Les différents types d’arythmie

Les arythmies se classent selon leur origine (atriale ou ventriculaire) et leur mécanisme. Identifier le type exact conditionne le traitement.

  1. Définition : La bradycardie correspond à un ralentissement du rythme cardiaque, en dessous de 60 battements par minute chez l’adulte.

    Elle peut être physiologique, notamment chez le sportif entraîné dont le cœur, plus efficace, bat naturellement plus lentement au repos, sans qu’il s’agisse d’une anomalie. Elle peut également être pathologique, lorsqu’elle traduit un dysfonctionnement du système électrique cardiaque, comme une maladie du nœud sinusal ou un trouble de la conduction auriculo-ventriculaire (bloc auriculo-ventriculaire).

    Symptômes : Fatigue, essoufflement à l’effort, sensations de vertiges ou d’étourdissements, voire malaises et pertes de connaissance (syncopes) dans les formes les plus marquées.
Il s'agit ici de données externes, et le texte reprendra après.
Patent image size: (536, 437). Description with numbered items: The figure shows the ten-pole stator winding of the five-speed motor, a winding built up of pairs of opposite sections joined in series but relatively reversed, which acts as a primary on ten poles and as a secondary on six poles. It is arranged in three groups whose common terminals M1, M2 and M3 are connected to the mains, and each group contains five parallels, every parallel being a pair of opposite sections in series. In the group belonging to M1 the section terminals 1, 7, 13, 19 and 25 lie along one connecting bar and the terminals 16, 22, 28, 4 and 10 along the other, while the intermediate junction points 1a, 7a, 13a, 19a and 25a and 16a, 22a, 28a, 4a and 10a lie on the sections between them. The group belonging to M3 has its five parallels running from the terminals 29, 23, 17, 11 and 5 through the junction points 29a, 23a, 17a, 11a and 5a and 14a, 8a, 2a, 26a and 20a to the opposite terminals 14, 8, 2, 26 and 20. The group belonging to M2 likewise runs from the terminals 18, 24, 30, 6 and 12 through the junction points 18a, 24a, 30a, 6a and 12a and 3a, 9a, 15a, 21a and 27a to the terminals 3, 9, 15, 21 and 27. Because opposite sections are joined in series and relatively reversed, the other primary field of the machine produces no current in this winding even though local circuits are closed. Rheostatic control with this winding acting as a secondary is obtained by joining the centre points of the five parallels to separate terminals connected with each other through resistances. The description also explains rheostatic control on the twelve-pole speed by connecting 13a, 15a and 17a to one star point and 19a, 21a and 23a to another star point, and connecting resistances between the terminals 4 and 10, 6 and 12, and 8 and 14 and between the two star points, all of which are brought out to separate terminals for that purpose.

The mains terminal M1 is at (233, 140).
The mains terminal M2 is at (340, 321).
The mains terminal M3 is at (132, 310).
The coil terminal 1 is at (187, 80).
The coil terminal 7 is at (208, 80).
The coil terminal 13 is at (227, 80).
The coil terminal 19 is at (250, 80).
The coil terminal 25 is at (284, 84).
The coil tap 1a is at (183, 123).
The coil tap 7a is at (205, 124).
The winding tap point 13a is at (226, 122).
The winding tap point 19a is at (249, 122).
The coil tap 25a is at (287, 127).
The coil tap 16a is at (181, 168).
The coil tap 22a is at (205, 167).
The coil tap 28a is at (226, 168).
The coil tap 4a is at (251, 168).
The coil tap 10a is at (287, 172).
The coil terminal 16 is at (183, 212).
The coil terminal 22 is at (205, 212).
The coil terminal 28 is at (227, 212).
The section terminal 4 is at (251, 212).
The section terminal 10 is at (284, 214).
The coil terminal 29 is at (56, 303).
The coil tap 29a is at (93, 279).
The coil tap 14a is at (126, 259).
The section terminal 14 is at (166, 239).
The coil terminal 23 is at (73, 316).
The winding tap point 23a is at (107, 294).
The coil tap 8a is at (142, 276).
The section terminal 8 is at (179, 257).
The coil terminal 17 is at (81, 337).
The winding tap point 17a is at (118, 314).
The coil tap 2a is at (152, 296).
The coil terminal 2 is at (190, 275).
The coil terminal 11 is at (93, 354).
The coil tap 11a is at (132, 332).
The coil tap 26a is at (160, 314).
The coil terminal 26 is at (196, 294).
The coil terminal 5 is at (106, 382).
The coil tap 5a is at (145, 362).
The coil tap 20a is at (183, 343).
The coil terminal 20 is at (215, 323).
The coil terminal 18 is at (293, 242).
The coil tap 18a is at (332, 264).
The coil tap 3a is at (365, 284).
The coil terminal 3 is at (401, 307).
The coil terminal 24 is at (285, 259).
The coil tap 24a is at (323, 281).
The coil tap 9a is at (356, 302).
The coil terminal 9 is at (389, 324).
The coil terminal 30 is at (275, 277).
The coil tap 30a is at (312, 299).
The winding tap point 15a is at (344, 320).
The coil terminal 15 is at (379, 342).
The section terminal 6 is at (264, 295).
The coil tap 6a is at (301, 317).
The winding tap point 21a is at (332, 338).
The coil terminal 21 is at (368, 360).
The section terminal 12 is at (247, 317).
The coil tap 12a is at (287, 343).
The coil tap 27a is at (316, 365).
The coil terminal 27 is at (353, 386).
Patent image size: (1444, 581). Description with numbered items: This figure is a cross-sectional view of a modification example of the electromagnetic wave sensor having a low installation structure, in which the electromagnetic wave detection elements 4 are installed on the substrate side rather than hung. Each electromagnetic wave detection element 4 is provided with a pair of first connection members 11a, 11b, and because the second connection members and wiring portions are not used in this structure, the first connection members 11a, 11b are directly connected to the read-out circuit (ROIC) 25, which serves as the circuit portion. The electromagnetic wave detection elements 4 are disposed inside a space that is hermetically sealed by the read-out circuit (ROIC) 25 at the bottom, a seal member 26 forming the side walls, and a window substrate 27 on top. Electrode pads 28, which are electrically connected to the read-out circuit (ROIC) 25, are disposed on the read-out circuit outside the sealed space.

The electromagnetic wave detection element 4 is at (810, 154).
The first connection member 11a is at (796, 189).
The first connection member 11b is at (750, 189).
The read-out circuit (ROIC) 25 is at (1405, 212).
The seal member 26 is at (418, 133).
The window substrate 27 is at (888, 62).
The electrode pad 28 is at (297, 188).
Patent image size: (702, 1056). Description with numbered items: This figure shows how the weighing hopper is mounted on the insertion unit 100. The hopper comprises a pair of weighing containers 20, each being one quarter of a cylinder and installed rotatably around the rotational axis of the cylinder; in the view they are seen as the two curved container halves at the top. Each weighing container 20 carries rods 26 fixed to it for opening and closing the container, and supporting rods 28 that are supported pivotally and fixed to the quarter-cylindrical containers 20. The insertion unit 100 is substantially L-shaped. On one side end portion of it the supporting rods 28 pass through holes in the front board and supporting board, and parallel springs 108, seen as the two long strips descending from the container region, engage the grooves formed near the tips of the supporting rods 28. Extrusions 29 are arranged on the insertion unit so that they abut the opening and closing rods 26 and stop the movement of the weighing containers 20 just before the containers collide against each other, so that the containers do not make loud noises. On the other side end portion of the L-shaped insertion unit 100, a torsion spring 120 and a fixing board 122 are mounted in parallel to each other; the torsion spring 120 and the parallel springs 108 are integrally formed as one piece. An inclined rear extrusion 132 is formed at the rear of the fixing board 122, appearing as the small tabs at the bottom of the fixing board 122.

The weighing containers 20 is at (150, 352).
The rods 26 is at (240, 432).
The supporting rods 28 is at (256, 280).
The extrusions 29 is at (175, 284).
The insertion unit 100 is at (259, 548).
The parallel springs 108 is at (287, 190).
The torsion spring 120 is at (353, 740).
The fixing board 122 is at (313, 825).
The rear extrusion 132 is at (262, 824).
La bradycardie physiologique du sportif est, elle, le plus souvent totalement asymptomatique.

    Cause : Vieillissement du tissu cardiaque, certains médicaments (bêtabloquants, anti-arythmiques), atteintes du nœud sinusal ou du système de conduction, pathologies cardiaques sous-jacentes.
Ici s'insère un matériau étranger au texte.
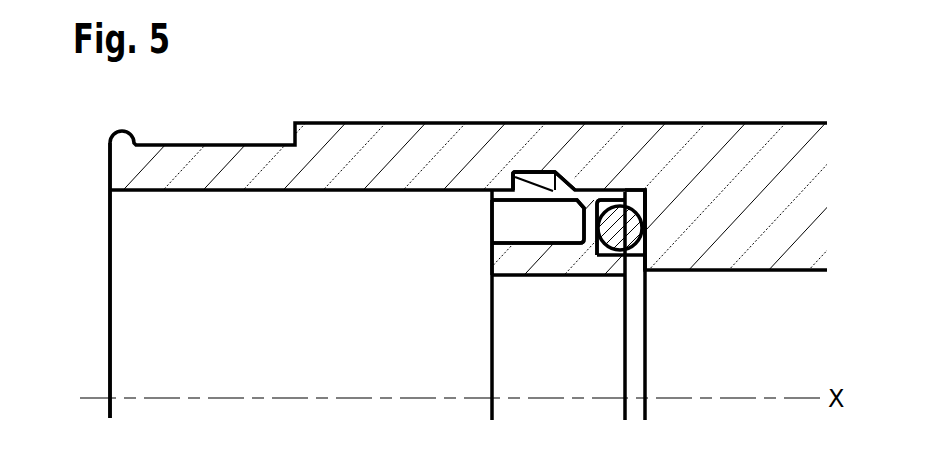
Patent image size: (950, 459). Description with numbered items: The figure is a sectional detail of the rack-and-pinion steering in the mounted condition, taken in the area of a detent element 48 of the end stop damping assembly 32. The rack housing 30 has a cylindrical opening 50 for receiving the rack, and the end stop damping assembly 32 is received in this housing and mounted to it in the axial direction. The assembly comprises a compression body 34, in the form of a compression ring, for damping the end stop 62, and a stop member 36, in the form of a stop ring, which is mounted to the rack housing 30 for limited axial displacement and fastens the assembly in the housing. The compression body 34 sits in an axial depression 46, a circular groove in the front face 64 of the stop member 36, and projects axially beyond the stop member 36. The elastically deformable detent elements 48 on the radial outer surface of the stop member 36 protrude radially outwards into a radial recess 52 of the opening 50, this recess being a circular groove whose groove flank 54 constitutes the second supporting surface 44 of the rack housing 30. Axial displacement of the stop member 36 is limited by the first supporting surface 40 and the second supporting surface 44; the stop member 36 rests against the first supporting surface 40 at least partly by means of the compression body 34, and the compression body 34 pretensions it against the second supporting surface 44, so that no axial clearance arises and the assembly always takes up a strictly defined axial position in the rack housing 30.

The rack housing 30 is at (800, 198).
The end stop damping assembly 32 is at (470, 267).
The compression body 34 is at (621, 232).
The stop member 36 is at (547, 262).
The first supporting surface 40 is at (645, 205).
The second supporting surface 44 is at (508, 176).
The groove flank 54 is at (534, 181).
The axial depression 46 is at (600, 200).
The detent elements 48 is at (545, 172).
The radial recess 52 is at (553, 170).
The end stop 62 is at (647, 220).
The front face 64 is at (490, 256).
The cylindrical opening 50 is at (140, 302).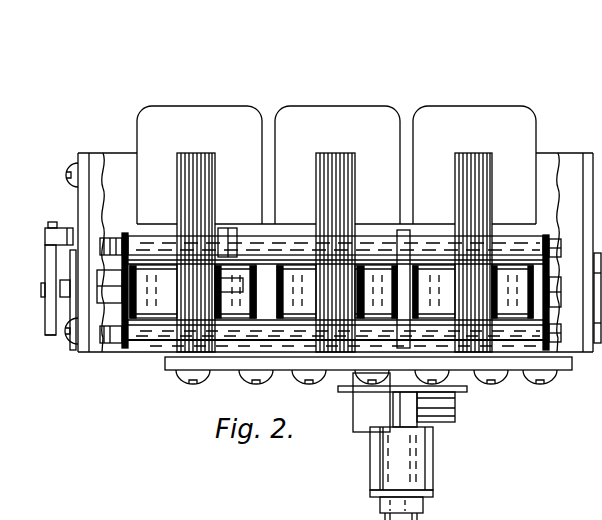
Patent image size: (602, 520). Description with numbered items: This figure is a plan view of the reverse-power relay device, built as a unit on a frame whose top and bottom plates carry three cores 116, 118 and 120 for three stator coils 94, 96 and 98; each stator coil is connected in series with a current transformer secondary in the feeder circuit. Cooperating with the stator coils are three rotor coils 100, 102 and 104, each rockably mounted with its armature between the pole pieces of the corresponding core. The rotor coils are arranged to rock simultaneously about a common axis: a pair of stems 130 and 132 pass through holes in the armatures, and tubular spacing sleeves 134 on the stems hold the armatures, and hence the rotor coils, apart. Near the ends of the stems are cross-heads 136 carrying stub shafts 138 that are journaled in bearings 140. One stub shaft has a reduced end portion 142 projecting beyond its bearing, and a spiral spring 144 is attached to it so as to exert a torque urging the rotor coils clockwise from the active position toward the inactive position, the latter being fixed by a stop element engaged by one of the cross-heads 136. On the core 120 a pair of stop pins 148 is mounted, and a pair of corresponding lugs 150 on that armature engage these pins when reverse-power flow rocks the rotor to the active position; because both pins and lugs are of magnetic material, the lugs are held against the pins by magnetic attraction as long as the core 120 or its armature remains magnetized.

The stator coil 94 is at (488, 112).
The stator coil 96 is at (351, 110).
The stator coil 98 is at (229, 106).
The rotor coil 100 is at (500, 263).
The rotor coil 102 is at (366, 266).
The rotor coil 104 is at (163, 310).
The core 116 is at (463, 152).
The core 118 is at (336, 152).
The core 120 is at (200, 152).
The stem 130 is at (110, 233).
The stem 132 is at (118, 342).
The tubular spacing sleeve 134 is at (165, 340).
The cross-head 136 is at (126, 250).
The stub shaft 138 is at (558, 268).
The bearing 140 is at (71, 228).
The reduced end portion 142 is at (43, 280).
The spiral spring 144 is at (48, 328).
The stop pin 148 is at (232, 288).
The lug 150 is at (222, 232).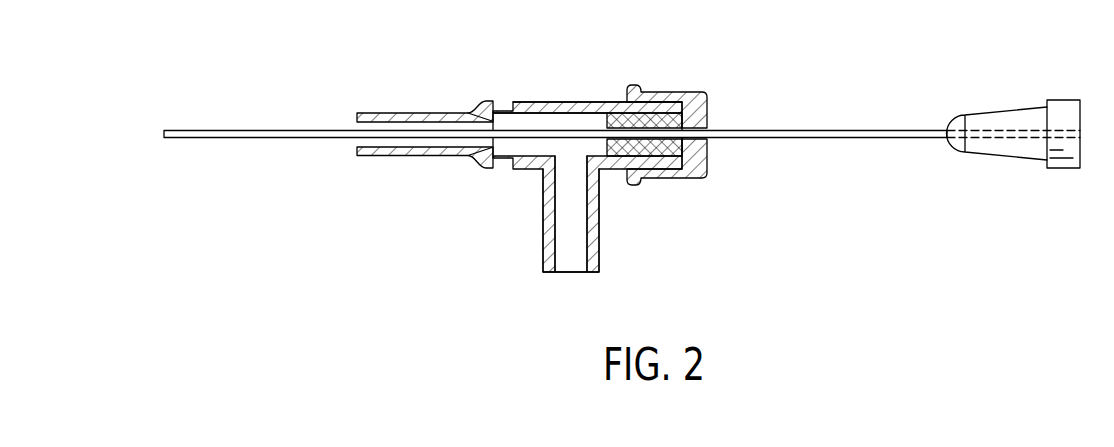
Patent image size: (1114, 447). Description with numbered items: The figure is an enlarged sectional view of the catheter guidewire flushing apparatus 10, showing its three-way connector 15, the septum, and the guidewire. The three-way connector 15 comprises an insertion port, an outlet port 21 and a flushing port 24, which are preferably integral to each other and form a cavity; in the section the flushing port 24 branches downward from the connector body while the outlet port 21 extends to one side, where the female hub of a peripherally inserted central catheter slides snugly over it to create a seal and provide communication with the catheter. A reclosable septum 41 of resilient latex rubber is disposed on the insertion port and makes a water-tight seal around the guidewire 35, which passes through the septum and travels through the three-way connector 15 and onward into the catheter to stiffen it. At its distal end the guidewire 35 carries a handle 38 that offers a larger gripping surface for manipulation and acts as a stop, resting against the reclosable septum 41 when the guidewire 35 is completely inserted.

The catheter guidewire flushing apparatus 10 is at (597, 101).
The three-way connector 15 is at (547, 101).
The outlet port 21 is at (427, 113).
The flushing port 24 is at (542, 220).
The guidewire 35 is at (868, 130).
The handle 38 is at (1063, 105).
The reclosable septum 41 is at (692, 92).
    Traitement : Lorsqu’elle est physiologique, aucun traitement n’est nécessaire. En cas de bradycardie pathologique symptomatique (fatigue, malaises, pertes de connaissance), la pose d’un stimulateur cardiaque (pacemaker) peut être proposée.

  2. Définition : La tachycardie désigne une accélération du rythme cardiaque au-delà de 100 battements par minute.
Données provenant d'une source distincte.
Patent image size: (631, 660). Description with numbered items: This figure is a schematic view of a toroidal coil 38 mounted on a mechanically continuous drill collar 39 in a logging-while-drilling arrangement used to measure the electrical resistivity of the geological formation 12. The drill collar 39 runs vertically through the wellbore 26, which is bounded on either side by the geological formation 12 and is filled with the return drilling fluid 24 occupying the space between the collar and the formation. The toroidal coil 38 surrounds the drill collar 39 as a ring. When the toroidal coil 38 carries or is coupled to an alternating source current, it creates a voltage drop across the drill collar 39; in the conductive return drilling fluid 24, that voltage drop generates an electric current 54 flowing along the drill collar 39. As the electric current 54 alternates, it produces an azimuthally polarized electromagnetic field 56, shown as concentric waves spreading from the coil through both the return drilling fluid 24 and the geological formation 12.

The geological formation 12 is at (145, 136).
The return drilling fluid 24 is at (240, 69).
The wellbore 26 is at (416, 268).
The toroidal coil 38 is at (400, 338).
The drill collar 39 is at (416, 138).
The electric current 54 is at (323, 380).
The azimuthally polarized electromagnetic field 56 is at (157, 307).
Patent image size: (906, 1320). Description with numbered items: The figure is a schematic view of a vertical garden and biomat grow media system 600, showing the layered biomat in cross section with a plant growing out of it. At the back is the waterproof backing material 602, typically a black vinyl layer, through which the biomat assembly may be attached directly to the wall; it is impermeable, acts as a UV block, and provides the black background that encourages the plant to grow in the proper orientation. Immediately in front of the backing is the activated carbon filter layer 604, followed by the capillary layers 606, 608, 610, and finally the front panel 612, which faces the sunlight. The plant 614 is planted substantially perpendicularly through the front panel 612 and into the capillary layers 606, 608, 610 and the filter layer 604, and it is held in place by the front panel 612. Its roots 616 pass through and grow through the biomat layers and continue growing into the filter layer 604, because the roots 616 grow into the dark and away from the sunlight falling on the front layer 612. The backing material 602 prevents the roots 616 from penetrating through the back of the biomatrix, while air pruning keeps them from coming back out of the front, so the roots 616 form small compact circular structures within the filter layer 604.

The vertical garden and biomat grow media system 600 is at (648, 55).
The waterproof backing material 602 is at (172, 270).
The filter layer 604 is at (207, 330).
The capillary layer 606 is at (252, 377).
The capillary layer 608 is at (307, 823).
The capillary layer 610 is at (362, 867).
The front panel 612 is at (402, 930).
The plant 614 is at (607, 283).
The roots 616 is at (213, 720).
    Elle peut être réactionnelle, en réponse à un effort, une émotion, une fièvre ou une prise d’excitants, et disparaît alors avec la cause déclenchante. Elle peut aussi être pathologique, liée à un trouble électrique du cœur nécessitant une prise en charge spécifique. Plusieurs formes de tachycardies pathologiques existent :

    La tachycardie sinusale inappropriée : accélération inadaptée du rythme cardiaque au niveau du nœud sinusal, sans cause déclenchante identifiable.

    Les tachycardies supraventriculaires, telles que la maladie de Bouveret (réentrée intra-nodale) ou les tachycardies avec voie accessoire (syndrome de Wolff-Parkinson-White).

    La fibrillation atriale, l’arythmie la plus fréquente dans le monde, qui débute dans l’oreillette gauche et provoque un rythme cardiaque irrégulier.

    Le flutter commun, un circuit électrique rapide présent dans l’oreillette droite.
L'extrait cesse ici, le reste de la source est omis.